Nonetheless, issues such as reactor corrosion, waste treatment, and severe glucose degradation under high temperatures (in the case of using dilute acids), need to be well addressed. Hydrolysis using solid acid catalysts (e.g., metal oxides, carbonaceous acids) represent a good choice in terms of catalyst recyclability and reusability.
However, the reaction efficiency, selectivity and long-term catalyst stability still need to be improved or examined. Therefore it is important to investigate the performance and economics of enzyme, liquid and solid acid-catalysed hydrolysis of tertiary cellulose to glucose. An important focus lies on the influence of tertiary cellulose composition, crystallinity and pre-treatment on the reaction performance, and the reuse and long-term stability of enzymes and solid acid catalysts.

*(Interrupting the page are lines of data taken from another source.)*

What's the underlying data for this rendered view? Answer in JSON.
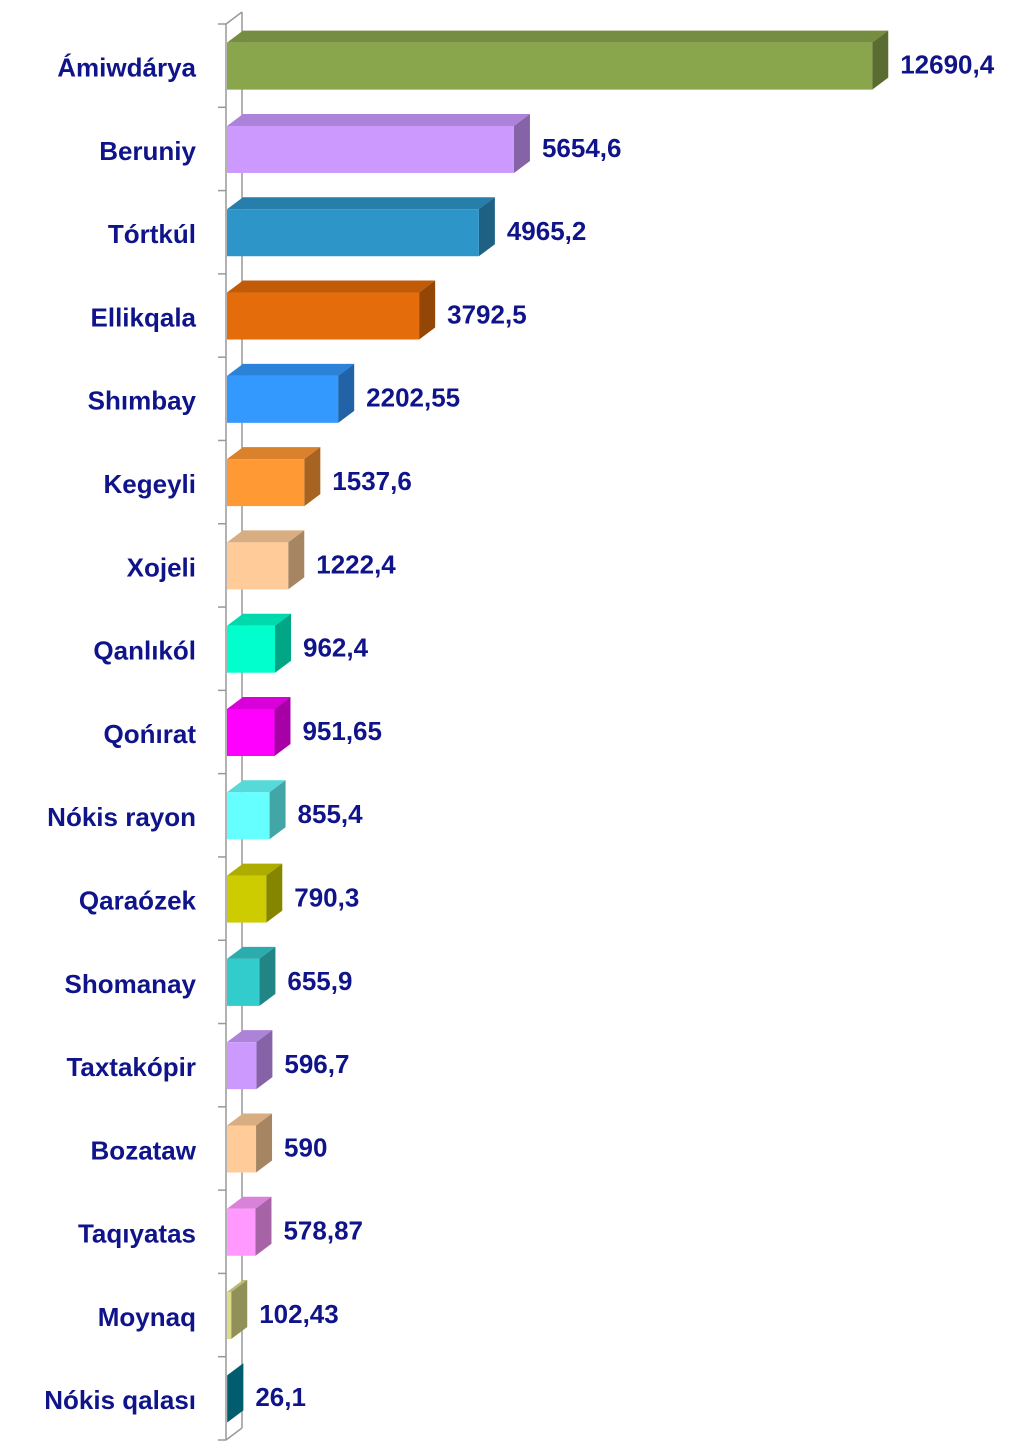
{
  "chart_data": {
    "type": "bar3d",
    "categories": [
      "Ámiwdárya",
      "Beruniy",
      "Tórtkúl",
      "Ellikqala",
      "Shımbay",
      "Kegeyli",
      "Xojeli",
      "Qanlıkól",
      "Qońırat",
      "Nókis rayon",
      "Qaraózek",
      "Shomanay",
      "Taxtakópir",
      "Bozataw",
      "Taqıyatas",
      "Moynaq",
      "Nókis qalası"
    ],
    "values": [
      12690.4,
      5654.6,
      4965.2,
      3792.5,
      2202.55,
      1537.6,
      1222.4,
      962.4,
      951.65,
      855.4,
      790.3,
      655.9,
      596.7,
      590,
      578.87,
      102.43,
      26.1
    ],
    "value_labels": [
      "12690,4",
      "5654,6",
      "4965,2",
      "3792,5",
      "2202,55",
      "1537,6",
      "1222,4",
      "962,4",
      "951,65",
      "855,4",
      "790,3",
      "655,9",
      "596,7",
      "590",
      "578,87",
      "102,43",
      "26,1"
    ],
    "colors": [
      "#8aa64c",
      "#cc99ff",
      "#2e95c9",
      "#e46c0a",
      "#3399ff",
      "#ff9933",
      "#ffcc99",
      "#00ffcc",
      "#ff00ff",
      "#66ffff",
      "#cccc00",
      "#33cccc",
      "#cc99ff",
      "#ffcc99",
      "#ff99ff",
      "#dddd88",
      "#008fa8"
    ],
    "xlim": [
      0,
      13000
    ]
  }
}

The conversion of tertiary cellulose, or glucose derived thereof, to organic acids (among others acetic acid), is focused on the second phase. We will be investigating and optimizing the microbial fermentation or chemical conversion to produce organic acids (in particular acetic acid). Validation and optimization of the downstream processing steps on the laboratory scale, including especially the solvent recovery and purification of organic acids, will be some of the challenges we have to overcome.
Developing sustainable approaches
Today, the development of sustainable and green approaches in design and manufacturing of chemicals to reduce the environmental impacts of industries is one of the most promising and cutting-edge research. So to achieve this purpose, new researchers should address this issue. The research project that I will be working on well fits to this approach.

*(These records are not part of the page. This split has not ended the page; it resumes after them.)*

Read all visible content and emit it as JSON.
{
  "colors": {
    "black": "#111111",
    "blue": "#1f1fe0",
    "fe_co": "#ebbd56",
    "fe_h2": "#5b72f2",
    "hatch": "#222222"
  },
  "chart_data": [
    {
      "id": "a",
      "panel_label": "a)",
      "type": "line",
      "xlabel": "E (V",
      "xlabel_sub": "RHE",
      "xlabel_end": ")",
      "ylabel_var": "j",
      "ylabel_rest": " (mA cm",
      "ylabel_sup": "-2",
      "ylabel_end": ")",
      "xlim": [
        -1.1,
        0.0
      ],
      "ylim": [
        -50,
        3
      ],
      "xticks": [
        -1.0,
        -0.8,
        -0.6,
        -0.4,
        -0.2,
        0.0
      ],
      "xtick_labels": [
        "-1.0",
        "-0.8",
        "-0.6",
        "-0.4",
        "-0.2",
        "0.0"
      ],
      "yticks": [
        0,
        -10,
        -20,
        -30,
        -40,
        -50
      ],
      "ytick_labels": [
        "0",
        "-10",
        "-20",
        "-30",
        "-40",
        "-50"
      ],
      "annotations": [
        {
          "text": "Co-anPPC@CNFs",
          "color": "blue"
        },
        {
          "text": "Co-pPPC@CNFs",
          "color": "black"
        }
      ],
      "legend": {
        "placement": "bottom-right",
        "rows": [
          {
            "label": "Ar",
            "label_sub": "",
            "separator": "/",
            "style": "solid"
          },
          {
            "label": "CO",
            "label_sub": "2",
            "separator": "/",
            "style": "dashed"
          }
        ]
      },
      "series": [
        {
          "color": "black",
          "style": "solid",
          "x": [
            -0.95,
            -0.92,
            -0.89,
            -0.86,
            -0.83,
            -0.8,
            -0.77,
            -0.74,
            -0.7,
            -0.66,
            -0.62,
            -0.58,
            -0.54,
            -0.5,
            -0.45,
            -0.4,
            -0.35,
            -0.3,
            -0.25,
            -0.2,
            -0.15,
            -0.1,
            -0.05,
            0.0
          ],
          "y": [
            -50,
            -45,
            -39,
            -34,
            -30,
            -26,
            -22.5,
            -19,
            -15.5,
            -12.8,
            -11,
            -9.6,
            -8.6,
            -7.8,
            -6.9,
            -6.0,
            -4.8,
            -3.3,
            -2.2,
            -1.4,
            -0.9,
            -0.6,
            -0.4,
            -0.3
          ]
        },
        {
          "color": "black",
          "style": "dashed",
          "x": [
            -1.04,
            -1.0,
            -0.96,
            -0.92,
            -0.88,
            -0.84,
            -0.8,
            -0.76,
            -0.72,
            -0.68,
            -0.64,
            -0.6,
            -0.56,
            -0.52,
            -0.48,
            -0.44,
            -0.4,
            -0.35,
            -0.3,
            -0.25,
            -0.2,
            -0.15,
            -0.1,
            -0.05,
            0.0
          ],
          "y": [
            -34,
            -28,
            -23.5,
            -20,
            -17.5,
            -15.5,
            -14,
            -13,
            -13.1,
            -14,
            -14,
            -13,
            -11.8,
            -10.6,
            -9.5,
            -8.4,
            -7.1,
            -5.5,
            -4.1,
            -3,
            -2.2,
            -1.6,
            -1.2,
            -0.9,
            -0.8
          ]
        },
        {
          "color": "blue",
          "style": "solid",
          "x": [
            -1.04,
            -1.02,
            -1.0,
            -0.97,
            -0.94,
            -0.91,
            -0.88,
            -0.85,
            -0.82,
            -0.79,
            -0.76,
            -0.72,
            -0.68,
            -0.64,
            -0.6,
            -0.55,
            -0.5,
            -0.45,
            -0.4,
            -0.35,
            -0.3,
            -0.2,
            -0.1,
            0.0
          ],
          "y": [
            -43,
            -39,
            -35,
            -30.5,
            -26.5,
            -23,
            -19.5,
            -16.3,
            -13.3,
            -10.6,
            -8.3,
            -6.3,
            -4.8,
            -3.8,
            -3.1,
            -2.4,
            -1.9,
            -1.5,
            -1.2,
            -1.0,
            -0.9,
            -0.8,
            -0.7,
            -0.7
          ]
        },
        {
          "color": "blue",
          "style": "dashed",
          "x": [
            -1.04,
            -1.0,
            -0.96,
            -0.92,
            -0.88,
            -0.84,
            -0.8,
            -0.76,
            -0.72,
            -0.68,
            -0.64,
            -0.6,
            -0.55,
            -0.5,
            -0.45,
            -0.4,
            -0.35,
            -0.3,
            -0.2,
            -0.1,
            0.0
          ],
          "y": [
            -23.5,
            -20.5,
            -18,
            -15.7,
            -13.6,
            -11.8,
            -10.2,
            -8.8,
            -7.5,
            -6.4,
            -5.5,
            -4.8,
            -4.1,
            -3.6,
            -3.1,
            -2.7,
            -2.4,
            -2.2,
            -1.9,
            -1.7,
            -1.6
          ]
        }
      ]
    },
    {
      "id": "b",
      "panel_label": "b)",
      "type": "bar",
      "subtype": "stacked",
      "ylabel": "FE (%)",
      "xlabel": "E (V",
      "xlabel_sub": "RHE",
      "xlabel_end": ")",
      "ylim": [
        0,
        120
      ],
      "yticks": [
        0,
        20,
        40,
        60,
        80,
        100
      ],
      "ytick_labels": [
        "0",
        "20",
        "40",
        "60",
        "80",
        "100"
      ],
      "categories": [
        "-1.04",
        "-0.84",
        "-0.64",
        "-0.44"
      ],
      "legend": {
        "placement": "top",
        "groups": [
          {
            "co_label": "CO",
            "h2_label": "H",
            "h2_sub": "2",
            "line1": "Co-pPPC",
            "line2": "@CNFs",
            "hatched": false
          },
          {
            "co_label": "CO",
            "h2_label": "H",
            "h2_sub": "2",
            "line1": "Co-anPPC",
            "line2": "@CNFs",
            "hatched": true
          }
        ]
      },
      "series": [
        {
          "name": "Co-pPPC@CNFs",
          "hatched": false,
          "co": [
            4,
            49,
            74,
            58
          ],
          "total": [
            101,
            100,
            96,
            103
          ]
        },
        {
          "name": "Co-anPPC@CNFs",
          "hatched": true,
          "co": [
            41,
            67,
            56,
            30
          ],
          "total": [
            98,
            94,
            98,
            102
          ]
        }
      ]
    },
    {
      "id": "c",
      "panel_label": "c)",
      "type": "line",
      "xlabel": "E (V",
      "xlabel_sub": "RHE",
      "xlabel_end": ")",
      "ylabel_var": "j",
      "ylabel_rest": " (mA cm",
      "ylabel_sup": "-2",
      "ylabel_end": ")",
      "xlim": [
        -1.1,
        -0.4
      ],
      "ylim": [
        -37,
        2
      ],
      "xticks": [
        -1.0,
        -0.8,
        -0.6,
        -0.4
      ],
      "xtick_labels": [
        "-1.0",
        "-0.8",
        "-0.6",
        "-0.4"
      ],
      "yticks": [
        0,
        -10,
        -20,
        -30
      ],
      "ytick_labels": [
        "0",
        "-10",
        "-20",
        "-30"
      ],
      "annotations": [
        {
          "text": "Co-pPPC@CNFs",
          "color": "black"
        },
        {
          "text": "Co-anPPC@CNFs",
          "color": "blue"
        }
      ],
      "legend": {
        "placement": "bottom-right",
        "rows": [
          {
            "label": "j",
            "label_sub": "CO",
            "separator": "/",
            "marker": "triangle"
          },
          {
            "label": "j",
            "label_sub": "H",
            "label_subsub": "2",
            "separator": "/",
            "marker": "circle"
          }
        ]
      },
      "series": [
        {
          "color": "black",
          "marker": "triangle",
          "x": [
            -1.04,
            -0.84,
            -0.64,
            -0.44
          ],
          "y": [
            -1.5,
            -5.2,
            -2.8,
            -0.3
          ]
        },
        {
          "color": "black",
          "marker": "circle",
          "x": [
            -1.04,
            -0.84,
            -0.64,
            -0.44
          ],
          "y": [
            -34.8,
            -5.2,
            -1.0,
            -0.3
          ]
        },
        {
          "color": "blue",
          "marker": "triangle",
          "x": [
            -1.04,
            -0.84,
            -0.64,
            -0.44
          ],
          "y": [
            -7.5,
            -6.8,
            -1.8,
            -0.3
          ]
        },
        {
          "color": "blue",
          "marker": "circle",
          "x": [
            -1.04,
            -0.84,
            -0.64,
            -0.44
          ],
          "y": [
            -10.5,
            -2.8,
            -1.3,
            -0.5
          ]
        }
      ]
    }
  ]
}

Having a look at the leading research topics, performed recently in chemical engineering field, motivated me to look for a research area in the biotechnology that is also in regards with my educational background in catalysts design. This project also fits well with my own eco-friendly lifestyle.
I came to know the Institute for Sustainable Process Technology while working on my PhD project. I was so excited to see such an active platform that aims to connect stakeholders, governmental bodies and also research scientists in order to establish a carbon neutral process. I hope my research project would be contributing to this honorable community.